Rates of Stay-at-Home Dads Are on the Rise but How Do They Compare to Stay-at-Home Moms?
Back in September, a study published in the Journal of Family Issues noted that more than half-million dads were staying home with the kids as stay-at-home fathers. The research, which was conducted by sociologist Karen Z. Kramer of the University of Illinois, found that over the past decade more than 550,000 men were stay-at-home fathers, which is about 3.5 percent of the married with kids population. In the 1970s, only about 2 percent of that same population belonged to stay at-home fathers. The data was collected from the Current Population Survey conducted by the US Census Bureau and the Bureau of Labor Statistics. But a new bar graph taken from the US Census shows that the margin between stay-at-home mothers and stay-at-home fathers is wider than ever. Take a look:
It’s interesting to see just how much the number of SAHDs has grown from 1194 onward — and though the numbers dipped in 1999, 2001 and 2008 (which were, unsurprisingly, tough years for the American economy), they quickly shot back up to new highs the year after, with the largest growth taking place between 2001 and 2002 and 2012 to 2013.

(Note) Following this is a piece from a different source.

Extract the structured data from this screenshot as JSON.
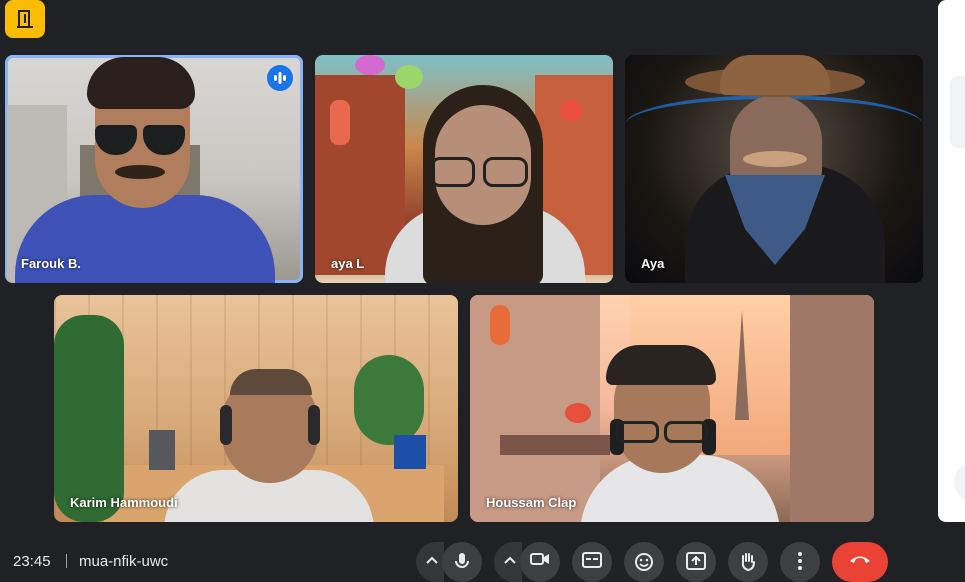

For her study, Kramer took noted that in 2000 one-in-five families had a father who embraced the stay-at-home life. She wrote, “the change from virtually no fathers reporting that they stay at home to more than one-fifth of fathers (staying) at home… indicates a major shift in domestic and family arrangements. Once a family gets into the routine of functioning as a SAHF (stay-at-home-father) household the husband becomes more selective about which jobs he’ll accept, and he’ll only go back to work if he finds something he thinks is appropriate.”
At this time, The Census Bureau estimates that more than 626,000 men with freelance or part-time jobs were stay-at-home fathers.
Do you think we’ll start to see more and more dads staying home with the kids?